Gender gap in aortic cholesterol accumulation in cholesterol-clamped rabbits - Role of the endothelium and mononuclear-endothelial cell interaction

Background-The purpose of the present study was to investigate plasma lipid-independent mechanisms for the sex difference in the development of atherosclerosis. Methods and Results-In the first experiment, 20 male and 20 female rabbits were balloon-injured in the middle thoracic aorta and maintained at the same plasma cholesterol level of approximate to 25 mmol/L by use of individualized cholesterol feeding for 13 weeks. In the undamaged aorta, female rabbits had accumulated less than half the amount of cholesterol found in male rabbits (P<0.05).

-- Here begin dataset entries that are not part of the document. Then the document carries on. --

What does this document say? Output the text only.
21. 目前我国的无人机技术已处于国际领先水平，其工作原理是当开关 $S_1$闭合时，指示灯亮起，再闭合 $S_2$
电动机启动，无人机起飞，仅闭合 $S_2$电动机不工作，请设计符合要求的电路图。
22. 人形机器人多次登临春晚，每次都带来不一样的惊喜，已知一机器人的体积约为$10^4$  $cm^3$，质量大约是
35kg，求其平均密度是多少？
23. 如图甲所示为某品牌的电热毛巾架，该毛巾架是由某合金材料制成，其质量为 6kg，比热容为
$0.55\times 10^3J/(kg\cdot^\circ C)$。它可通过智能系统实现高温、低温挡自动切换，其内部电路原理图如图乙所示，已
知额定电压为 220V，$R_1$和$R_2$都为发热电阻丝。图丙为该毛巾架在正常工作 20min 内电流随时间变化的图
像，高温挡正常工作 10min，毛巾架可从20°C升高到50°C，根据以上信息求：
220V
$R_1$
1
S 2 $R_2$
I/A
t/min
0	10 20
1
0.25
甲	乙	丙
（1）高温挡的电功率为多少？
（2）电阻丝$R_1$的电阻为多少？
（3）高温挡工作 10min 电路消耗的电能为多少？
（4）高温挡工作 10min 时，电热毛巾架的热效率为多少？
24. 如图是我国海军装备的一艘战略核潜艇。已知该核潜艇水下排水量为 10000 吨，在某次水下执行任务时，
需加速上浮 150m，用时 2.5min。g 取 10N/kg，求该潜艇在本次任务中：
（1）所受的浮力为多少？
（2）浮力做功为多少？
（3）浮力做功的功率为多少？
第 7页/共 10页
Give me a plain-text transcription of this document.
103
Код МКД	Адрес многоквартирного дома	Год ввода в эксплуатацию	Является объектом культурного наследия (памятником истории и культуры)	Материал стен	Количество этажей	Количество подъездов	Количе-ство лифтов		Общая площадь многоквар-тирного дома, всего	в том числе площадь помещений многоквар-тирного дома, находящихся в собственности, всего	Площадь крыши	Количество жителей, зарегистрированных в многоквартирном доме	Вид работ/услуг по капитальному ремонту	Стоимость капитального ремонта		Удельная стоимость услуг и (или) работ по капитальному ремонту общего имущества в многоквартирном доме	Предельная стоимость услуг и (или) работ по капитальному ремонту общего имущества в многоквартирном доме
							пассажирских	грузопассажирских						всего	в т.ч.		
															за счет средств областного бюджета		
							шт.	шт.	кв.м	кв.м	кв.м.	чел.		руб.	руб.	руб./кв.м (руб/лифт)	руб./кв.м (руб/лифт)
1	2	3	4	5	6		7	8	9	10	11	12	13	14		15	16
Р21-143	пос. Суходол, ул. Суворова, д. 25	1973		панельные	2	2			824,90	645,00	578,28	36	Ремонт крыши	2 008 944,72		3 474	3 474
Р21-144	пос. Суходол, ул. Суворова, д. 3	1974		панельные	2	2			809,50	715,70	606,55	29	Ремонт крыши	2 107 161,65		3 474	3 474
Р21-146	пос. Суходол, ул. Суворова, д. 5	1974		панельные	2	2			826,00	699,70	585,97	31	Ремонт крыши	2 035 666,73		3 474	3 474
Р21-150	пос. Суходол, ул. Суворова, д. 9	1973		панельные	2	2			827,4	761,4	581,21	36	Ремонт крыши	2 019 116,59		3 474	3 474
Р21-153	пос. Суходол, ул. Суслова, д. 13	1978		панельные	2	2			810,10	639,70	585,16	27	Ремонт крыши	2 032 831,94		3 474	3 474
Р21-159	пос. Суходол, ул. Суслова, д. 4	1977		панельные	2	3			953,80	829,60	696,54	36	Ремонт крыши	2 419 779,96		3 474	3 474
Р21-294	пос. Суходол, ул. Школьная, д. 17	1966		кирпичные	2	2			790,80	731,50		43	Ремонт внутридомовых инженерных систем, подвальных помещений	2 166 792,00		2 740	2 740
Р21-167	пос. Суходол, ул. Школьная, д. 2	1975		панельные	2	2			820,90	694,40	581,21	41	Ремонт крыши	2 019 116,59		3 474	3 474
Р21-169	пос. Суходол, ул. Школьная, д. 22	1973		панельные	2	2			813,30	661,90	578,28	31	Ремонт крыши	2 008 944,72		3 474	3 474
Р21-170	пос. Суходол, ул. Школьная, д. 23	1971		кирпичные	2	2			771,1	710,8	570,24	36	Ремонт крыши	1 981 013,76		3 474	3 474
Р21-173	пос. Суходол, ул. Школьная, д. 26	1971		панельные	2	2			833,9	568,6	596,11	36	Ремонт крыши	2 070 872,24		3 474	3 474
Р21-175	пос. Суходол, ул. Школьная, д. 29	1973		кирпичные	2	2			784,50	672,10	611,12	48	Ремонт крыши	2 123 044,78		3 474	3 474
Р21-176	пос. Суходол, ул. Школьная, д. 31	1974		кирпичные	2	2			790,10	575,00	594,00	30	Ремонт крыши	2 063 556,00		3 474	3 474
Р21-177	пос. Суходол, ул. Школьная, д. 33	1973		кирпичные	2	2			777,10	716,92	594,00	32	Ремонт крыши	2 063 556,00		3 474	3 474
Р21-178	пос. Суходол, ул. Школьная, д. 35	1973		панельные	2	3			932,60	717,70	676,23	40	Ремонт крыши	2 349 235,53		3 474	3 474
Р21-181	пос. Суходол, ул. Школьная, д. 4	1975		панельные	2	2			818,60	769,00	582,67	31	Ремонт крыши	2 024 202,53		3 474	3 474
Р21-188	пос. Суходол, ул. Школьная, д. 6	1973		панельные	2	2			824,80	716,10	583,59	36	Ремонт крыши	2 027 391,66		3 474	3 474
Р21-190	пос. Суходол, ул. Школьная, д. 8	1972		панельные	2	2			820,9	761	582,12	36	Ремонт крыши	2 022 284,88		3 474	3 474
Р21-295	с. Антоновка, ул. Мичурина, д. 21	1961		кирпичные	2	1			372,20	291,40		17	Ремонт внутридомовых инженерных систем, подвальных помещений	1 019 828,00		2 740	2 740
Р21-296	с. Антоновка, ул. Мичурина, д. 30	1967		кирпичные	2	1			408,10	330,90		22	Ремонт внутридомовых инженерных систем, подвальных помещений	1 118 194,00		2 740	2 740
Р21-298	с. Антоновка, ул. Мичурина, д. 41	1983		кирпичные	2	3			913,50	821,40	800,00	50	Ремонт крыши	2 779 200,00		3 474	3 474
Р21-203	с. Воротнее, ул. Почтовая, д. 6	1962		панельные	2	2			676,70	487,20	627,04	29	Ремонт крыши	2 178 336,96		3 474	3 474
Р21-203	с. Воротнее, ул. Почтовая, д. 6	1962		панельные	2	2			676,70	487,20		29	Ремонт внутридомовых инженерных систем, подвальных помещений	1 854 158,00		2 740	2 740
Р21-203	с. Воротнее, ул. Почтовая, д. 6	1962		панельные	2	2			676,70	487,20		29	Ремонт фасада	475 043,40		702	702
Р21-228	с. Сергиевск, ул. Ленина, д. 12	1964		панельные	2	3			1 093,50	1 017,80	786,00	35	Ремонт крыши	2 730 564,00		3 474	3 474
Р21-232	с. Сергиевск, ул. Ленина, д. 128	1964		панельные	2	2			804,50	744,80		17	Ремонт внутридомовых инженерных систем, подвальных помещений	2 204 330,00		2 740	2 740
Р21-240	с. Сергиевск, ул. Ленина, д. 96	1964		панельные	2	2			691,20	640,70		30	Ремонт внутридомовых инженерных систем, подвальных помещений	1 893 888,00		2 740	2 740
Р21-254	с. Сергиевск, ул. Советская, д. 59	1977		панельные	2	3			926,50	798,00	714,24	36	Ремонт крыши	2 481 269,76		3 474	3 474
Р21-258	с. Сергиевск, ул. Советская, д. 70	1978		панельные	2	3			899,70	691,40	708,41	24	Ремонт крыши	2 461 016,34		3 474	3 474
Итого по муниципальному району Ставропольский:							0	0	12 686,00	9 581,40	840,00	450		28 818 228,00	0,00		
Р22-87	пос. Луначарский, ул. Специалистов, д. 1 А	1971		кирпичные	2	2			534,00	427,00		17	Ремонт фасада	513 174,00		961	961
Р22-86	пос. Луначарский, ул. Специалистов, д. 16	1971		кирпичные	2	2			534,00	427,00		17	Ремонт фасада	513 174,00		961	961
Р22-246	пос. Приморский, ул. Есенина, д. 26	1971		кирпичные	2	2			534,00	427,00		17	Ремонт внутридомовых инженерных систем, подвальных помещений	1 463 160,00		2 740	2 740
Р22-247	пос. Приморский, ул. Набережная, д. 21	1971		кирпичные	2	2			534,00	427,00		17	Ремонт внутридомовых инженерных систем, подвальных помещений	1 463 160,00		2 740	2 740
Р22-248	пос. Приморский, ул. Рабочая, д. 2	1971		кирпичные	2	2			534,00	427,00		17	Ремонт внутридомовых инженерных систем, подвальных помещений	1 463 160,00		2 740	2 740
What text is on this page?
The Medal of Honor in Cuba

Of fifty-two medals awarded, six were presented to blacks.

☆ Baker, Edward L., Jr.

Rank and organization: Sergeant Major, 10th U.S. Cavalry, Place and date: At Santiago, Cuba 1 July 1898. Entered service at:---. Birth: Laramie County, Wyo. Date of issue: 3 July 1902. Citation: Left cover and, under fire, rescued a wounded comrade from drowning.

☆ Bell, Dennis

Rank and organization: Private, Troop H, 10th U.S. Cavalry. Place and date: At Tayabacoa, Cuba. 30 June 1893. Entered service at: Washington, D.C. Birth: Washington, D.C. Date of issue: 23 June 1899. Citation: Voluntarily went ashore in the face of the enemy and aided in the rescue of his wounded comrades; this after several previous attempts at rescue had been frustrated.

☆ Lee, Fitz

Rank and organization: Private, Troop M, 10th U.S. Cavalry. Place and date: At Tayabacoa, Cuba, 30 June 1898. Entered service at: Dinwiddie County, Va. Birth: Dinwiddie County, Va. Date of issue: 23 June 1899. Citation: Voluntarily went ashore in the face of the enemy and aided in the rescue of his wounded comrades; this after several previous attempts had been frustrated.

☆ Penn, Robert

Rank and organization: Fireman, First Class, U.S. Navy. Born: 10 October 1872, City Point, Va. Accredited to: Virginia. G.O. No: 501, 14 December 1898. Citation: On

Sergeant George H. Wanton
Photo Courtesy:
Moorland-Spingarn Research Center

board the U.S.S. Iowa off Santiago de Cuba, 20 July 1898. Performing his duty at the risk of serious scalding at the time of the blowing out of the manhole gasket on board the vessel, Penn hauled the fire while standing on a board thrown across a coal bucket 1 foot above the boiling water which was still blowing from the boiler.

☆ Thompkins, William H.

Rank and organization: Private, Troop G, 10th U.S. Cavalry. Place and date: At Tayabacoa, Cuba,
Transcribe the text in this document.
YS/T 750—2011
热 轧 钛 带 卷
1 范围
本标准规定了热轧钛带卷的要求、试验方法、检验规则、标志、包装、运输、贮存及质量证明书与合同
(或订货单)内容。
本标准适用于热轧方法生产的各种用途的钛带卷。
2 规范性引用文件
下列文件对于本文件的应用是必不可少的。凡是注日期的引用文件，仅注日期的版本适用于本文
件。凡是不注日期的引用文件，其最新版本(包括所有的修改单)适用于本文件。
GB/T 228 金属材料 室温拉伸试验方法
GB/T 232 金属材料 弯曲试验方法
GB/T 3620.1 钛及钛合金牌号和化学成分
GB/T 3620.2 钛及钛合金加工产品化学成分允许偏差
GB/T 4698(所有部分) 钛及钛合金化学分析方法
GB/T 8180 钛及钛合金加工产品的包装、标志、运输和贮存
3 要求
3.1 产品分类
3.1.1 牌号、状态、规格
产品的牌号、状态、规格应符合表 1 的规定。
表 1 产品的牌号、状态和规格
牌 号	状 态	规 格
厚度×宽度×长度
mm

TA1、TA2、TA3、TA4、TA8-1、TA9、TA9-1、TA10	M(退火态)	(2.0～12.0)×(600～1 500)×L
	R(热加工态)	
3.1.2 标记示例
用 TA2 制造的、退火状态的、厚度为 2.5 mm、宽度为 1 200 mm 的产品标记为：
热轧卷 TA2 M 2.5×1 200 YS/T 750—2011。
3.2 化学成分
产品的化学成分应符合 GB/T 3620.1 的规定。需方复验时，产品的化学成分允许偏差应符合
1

In the balloon-injured aorta, cholesterol accumulation was 3- to 4-fold higher than in the undamaged aorta, with no difference between groups. When cholesterol accumulation data for the balloon-injured aorta were separately assessed for blue (deendothelialized) and white (reendothelialized) tissue, blue tissue surprisingly revealed a reverse gender gap, ie, a significantly higher accumulation of cholesterol in females than in males (P<0.05). White tissue, which constituted the majority of the balloon-injured area, showed no difference in aortic cholesterol accumulation between groups. In the second experiment, 6 male and 6 female rabbits were fed standard rabbit pellets and 6 male and 6 female rabbits were fed a 0.5% cholesterol-enriched chow for 2 weeks. Mononuclear cell binding was 5-fold higher in aortic segments from hypercholesterolemic than from normocholesterolemic rabbits (P<0.001). In hypercholesterolemic rabbits, cell binding was significantly lower in female than in male rabbits (P<0.05) and showed higher values in atherosclerosis-prone regions. These differences were not found in normocholesterolemic animals. Conclusions-The present results suggest that female atheroprotection is independent of sex differences in plasma cholesterol but vitally dependent on the state of the arterial endothelium and involves mononuclear-endothelial cell adhesion as an early step.